Twitter Rolls Out “Community Notes” Globally.

Image by Gerd Altmann from Pixabay

It is only Monday, but shaping up to be an exciting (depending on who you ask) and newsworthy week for Twitter. Twitter Blue has jus relaunched and “Blue For Business” is being introduced. Over the weekend Twitter announced Community Notes (formerly known as Birdwatch, the social media giant’s crowdsourced fact-checking system is being rolled out globally.

The feature allows users to add context to tweets and takes an open source approach toward debunking misinformation. Moderators who are part of the program can add notes to tweets to add context and users can then vote if they determine the context to be helpful. Prior to this global expansion, Community Notes were only visible to users in the U.S. Twitter plans to add moderators from other regions soon.

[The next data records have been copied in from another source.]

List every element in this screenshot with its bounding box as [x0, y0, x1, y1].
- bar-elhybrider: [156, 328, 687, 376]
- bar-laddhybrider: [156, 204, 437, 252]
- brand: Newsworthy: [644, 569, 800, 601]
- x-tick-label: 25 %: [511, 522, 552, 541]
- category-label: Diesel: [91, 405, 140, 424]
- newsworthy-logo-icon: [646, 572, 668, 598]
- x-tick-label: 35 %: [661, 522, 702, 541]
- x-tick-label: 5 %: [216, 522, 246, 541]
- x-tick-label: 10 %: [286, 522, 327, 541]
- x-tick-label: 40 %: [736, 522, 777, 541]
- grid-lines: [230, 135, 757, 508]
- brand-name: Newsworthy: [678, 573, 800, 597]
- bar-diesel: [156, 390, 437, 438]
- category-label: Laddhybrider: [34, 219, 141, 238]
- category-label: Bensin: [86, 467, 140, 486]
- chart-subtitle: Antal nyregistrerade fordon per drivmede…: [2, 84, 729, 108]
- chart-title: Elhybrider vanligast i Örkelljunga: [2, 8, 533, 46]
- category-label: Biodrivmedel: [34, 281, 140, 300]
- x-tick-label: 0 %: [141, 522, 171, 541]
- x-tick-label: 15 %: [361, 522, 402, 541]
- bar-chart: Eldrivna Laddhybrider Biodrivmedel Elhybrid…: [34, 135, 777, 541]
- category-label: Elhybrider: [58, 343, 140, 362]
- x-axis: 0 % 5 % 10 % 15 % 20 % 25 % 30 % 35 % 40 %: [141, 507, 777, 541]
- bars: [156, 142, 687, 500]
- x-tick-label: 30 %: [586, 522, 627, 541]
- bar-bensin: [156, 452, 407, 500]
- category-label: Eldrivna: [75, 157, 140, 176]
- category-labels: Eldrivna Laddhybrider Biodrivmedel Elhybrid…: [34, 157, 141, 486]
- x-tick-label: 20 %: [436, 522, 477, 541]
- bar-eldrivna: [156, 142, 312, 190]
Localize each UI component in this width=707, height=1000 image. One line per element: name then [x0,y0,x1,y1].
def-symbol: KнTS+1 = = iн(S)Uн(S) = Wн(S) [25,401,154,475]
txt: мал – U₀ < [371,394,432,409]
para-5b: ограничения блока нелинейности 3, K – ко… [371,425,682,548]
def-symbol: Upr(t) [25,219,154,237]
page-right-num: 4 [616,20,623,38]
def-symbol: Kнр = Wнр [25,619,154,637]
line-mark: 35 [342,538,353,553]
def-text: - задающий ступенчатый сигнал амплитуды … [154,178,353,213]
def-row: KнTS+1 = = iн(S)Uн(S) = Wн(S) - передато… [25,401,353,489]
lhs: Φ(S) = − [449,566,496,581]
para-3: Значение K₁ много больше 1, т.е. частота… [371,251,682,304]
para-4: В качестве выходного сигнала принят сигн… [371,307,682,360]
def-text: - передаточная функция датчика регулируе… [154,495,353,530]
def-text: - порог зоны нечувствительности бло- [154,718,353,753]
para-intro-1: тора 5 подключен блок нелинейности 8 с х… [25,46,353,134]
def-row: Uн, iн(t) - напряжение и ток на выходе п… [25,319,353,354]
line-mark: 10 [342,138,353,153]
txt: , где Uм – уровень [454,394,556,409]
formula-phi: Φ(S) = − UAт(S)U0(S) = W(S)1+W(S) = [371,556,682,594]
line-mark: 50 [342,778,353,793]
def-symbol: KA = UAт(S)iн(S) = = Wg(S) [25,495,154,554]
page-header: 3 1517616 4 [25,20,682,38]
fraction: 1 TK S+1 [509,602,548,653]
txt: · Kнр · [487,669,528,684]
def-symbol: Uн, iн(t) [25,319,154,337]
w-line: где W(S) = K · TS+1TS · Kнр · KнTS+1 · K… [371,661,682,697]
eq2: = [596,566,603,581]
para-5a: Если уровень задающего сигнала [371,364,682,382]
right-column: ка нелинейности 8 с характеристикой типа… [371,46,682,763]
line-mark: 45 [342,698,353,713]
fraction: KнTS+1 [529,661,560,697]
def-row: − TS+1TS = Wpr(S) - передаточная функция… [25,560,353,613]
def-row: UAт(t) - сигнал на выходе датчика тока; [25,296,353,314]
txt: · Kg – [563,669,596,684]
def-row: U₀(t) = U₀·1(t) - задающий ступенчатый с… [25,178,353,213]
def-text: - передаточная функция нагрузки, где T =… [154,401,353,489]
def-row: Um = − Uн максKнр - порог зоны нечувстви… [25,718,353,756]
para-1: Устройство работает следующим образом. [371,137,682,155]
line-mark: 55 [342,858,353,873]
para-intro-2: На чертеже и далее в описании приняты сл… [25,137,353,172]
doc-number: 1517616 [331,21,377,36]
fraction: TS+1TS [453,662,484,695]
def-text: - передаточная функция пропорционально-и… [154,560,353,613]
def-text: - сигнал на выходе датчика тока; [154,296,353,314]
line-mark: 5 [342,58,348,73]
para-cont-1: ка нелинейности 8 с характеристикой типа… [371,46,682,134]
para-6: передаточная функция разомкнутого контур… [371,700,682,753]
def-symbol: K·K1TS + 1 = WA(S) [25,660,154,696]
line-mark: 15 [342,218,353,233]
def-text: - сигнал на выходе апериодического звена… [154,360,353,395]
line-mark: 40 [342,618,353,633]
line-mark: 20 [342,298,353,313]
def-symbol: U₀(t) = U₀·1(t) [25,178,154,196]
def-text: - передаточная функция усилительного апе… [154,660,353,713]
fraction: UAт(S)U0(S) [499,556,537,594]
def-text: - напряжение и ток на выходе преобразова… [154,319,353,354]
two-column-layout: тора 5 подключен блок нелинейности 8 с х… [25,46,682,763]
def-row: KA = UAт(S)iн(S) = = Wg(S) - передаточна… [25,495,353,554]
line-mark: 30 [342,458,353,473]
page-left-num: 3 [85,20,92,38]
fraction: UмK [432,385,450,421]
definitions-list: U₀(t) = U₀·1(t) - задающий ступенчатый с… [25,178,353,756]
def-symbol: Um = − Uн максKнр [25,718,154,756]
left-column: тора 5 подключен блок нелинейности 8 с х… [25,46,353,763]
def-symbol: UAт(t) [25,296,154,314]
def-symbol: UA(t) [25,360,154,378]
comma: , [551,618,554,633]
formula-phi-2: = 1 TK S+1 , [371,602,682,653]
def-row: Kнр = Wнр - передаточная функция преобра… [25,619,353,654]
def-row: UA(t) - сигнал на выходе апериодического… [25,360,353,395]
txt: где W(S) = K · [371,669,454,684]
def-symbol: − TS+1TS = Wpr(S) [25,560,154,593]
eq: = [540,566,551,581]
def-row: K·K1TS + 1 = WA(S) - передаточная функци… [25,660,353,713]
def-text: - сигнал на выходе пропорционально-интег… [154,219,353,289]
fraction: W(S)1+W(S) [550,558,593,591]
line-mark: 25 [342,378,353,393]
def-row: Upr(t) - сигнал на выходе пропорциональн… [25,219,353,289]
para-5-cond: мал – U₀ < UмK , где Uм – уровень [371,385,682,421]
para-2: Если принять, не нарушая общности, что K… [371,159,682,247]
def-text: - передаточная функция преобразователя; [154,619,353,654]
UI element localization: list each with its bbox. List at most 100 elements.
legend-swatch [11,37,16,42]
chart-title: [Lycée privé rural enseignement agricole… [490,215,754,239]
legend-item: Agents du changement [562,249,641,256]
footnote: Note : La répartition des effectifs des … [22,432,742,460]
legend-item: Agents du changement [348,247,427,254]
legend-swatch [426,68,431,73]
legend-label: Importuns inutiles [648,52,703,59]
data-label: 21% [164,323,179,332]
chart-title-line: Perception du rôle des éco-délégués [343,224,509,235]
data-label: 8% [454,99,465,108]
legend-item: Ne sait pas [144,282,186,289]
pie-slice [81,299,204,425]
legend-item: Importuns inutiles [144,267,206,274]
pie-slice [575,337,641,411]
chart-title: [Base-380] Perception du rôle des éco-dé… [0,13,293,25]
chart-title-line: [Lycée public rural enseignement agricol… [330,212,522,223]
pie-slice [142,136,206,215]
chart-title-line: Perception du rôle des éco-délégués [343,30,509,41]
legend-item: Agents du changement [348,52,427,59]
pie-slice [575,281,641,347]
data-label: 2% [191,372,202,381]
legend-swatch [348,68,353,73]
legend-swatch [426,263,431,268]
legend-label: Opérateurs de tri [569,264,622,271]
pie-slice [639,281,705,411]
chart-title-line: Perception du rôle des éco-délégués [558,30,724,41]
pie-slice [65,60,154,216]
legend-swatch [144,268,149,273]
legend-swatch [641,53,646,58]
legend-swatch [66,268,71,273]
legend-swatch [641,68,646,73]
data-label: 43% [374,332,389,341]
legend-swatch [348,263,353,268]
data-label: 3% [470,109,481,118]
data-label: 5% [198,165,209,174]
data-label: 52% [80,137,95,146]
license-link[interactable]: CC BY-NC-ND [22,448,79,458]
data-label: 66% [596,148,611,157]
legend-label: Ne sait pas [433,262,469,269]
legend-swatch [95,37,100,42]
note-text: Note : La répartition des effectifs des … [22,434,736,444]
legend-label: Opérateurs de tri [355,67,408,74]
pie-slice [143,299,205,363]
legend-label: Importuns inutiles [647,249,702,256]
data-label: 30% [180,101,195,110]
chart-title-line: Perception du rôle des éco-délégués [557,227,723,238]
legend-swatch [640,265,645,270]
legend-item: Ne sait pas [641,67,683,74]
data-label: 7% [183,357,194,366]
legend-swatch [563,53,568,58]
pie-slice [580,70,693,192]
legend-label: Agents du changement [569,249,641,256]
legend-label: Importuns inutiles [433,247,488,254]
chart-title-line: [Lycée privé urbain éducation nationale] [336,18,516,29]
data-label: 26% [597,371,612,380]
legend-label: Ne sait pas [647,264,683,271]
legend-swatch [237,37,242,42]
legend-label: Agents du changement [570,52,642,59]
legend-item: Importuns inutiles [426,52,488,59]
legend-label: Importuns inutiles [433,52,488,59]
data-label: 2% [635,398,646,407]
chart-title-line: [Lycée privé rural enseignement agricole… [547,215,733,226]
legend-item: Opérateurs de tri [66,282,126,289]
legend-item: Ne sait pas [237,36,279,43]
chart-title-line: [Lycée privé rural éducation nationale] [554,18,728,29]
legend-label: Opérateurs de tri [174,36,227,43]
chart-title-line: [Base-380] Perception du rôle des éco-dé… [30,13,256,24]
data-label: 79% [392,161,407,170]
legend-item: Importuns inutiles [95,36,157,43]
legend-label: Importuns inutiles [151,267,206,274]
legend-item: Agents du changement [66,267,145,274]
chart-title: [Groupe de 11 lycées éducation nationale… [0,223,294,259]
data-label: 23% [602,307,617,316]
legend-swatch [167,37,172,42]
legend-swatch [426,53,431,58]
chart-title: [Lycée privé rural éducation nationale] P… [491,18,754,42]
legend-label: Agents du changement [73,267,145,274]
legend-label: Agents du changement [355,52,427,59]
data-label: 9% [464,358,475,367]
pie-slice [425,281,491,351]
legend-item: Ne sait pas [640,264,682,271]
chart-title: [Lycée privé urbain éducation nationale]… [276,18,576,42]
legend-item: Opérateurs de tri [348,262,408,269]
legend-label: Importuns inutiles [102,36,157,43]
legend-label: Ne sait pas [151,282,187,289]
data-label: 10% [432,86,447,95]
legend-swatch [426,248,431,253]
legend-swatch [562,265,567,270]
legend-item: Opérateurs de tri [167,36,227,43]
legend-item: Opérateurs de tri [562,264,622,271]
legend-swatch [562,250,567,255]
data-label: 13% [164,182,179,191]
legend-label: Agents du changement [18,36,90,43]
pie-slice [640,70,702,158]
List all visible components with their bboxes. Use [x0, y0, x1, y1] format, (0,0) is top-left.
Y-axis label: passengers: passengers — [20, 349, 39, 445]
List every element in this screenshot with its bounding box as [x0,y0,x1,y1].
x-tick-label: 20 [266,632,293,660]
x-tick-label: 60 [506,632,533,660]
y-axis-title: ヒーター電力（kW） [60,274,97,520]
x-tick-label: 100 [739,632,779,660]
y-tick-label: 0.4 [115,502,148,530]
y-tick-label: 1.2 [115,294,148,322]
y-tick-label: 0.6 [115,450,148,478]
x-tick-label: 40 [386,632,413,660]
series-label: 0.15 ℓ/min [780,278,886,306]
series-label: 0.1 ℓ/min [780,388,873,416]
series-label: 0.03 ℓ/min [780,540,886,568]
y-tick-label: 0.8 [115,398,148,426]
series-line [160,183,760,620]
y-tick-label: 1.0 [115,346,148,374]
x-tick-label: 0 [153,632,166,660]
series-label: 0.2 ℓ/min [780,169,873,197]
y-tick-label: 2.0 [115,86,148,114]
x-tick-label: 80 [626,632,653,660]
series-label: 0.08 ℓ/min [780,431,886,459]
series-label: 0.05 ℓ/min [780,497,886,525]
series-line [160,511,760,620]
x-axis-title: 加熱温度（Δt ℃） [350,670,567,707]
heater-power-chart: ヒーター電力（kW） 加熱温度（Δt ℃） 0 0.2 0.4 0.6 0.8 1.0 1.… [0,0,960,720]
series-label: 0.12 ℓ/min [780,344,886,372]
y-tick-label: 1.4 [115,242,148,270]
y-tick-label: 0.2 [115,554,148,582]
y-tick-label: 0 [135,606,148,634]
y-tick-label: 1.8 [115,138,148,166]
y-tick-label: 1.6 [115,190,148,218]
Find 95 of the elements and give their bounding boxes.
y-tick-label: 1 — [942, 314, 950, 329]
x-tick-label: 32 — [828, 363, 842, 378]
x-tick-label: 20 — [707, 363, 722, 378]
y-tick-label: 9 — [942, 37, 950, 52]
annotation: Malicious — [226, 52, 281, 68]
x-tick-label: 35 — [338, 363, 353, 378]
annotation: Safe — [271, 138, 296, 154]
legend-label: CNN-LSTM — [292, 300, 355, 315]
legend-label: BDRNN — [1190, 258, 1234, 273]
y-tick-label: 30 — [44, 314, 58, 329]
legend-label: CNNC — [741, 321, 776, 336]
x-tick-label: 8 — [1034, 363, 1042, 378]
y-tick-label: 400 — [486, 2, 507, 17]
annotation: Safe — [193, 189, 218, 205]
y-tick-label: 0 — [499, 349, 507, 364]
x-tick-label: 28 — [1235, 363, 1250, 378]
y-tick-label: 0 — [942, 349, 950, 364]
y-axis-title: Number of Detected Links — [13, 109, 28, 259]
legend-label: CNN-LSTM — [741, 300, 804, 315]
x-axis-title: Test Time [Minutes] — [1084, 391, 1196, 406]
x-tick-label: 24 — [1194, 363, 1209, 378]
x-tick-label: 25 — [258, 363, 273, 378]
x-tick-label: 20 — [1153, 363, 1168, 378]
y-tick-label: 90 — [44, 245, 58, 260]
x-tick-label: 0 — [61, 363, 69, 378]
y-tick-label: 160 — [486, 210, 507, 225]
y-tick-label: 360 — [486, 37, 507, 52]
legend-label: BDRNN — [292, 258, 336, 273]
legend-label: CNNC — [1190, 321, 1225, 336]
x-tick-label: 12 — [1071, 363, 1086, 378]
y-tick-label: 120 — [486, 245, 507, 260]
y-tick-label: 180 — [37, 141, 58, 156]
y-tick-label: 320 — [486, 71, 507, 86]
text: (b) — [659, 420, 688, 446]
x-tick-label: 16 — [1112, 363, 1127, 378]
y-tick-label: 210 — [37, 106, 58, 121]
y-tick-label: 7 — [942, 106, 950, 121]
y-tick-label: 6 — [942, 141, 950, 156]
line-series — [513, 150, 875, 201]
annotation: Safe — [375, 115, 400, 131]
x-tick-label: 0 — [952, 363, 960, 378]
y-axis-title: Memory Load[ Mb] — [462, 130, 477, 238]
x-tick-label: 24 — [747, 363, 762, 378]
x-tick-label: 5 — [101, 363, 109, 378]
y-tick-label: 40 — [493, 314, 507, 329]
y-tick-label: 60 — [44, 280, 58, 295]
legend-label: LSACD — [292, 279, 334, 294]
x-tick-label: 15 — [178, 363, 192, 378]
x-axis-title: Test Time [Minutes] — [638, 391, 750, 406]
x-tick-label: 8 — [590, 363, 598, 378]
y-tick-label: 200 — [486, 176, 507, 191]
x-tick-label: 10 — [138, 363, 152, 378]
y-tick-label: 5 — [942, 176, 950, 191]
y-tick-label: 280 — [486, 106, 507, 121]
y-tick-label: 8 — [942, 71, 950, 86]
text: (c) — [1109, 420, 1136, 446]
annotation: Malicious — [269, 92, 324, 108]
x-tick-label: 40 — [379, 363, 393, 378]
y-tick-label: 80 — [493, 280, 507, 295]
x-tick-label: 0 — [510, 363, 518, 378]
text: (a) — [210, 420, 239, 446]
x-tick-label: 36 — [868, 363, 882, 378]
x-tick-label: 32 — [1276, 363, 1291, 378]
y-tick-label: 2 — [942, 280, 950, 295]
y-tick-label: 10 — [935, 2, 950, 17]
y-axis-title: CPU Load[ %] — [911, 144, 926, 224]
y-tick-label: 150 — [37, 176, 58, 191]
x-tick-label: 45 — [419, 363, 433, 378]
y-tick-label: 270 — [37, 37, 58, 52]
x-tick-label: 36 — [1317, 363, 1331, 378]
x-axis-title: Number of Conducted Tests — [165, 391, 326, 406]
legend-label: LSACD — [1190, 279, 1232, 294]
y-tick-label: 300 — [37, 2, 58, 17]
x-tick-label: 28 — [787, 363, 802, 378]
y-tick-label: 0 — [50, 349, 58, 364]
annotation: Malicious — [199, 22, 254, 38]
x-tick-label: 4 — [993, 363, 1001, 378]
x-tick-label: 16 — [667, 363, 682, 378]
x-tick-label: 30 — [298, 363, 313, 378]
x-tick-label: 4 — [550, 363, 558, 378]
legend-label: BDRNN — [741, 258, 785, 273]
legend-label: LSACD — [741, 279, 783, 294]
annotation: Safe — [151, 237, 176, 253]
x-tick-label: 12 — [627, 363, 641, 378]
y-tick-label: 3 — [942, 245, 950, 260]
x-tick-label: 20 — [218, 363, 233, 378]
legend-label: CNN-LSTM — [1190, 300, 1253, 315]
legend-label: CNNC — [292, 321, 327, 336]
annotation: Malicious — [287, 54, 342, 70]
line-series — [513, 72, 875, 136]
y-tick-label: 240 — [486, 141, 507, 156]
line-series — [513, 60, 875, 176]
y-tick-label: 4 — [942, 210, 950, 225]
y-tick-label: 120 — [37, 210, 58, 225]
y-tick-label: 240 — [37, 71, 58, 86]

A few weeks ago, Community Notes received an update that the company claims will help to identify more “low quality” fact checks. As a result, more of the contributors who write these unhelpful annotations will lose their writing ability, Twitter said, requiring those users to earn back their “contributor” status. The algorithm change involves scoring notes where contributors explain why a tweet shouldn’t be deemed misleading.


It seems Twitter is moving more and more away from in-house content moderation to automated and now community based. This has a lot to do with Twitter losing so many employees in the last couple months. Community Notes being a somewhat ‘human based’ type of content moderation system is good and bad. While you do have the human element evaluating content, there is still the protentional for abuse or bias. Though, this is still better than trying to rely on AI algorithms alone.